The people who do make enough money from owning one that it pays for itself within months.

The days of the Mac Pro being a "consumer / enthusiast" machine died in the late 2000s and was staked through the heart in 2013.


The fix is pretty easy tbh. Drop prices and the sales will increase...
Sell twice as many machines for one third as much revenue per machine. Big success! :rolleyes:


Still no 802.11ax on the latest iMac when the iPhone and iPad have it.
Well Intel only just started supporting 802.11ax with the 10th Generation Core CPUs, and even some of those still don't (like the U-Series that are in the 2020 MacBook Air).
 

Baymowe335

macrumors 603
Oct 6, 2017
6,138
11,226
Ouch.
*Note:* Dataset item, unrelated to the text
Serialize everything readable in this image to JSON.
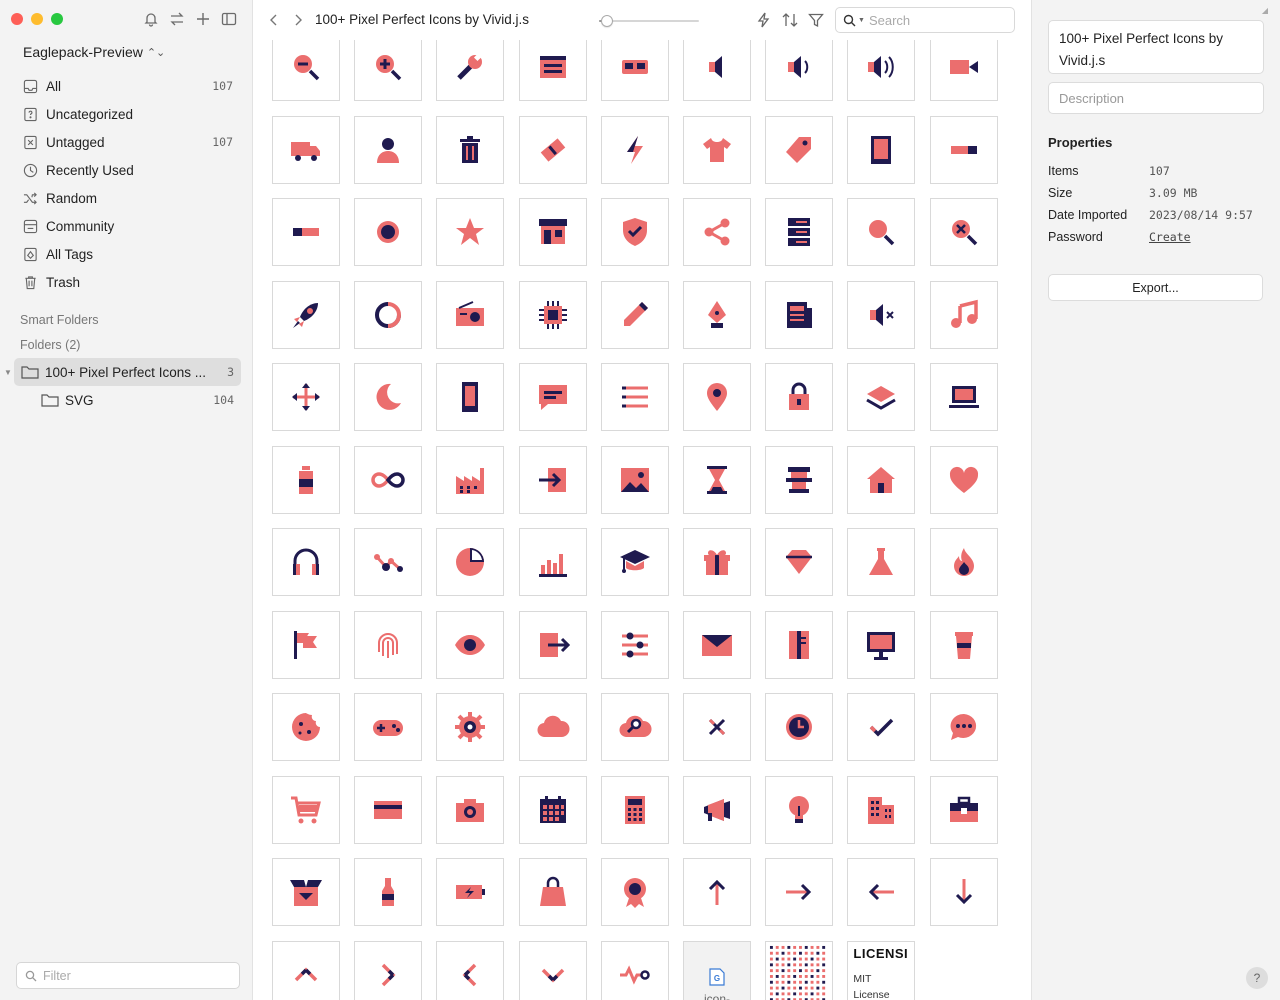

Lost market share and down 21% yoy. I wonder if Apple is eventually just going to give up on real computers and stick with iToys like iPads and iPhones.
Relax. They are going to be just fine and are in the process of phasing out traditional computing over time. iPad is doing great.

These numbers are also just guesses and have been wrong in the past. We can wait for official numbers for Apple later this month to see how "dire" the situation really is.

Even if numbers are down, current events will pass and Mac will return to its very stable performance. Mac has been a very consistent business for Apple over the last 5 years.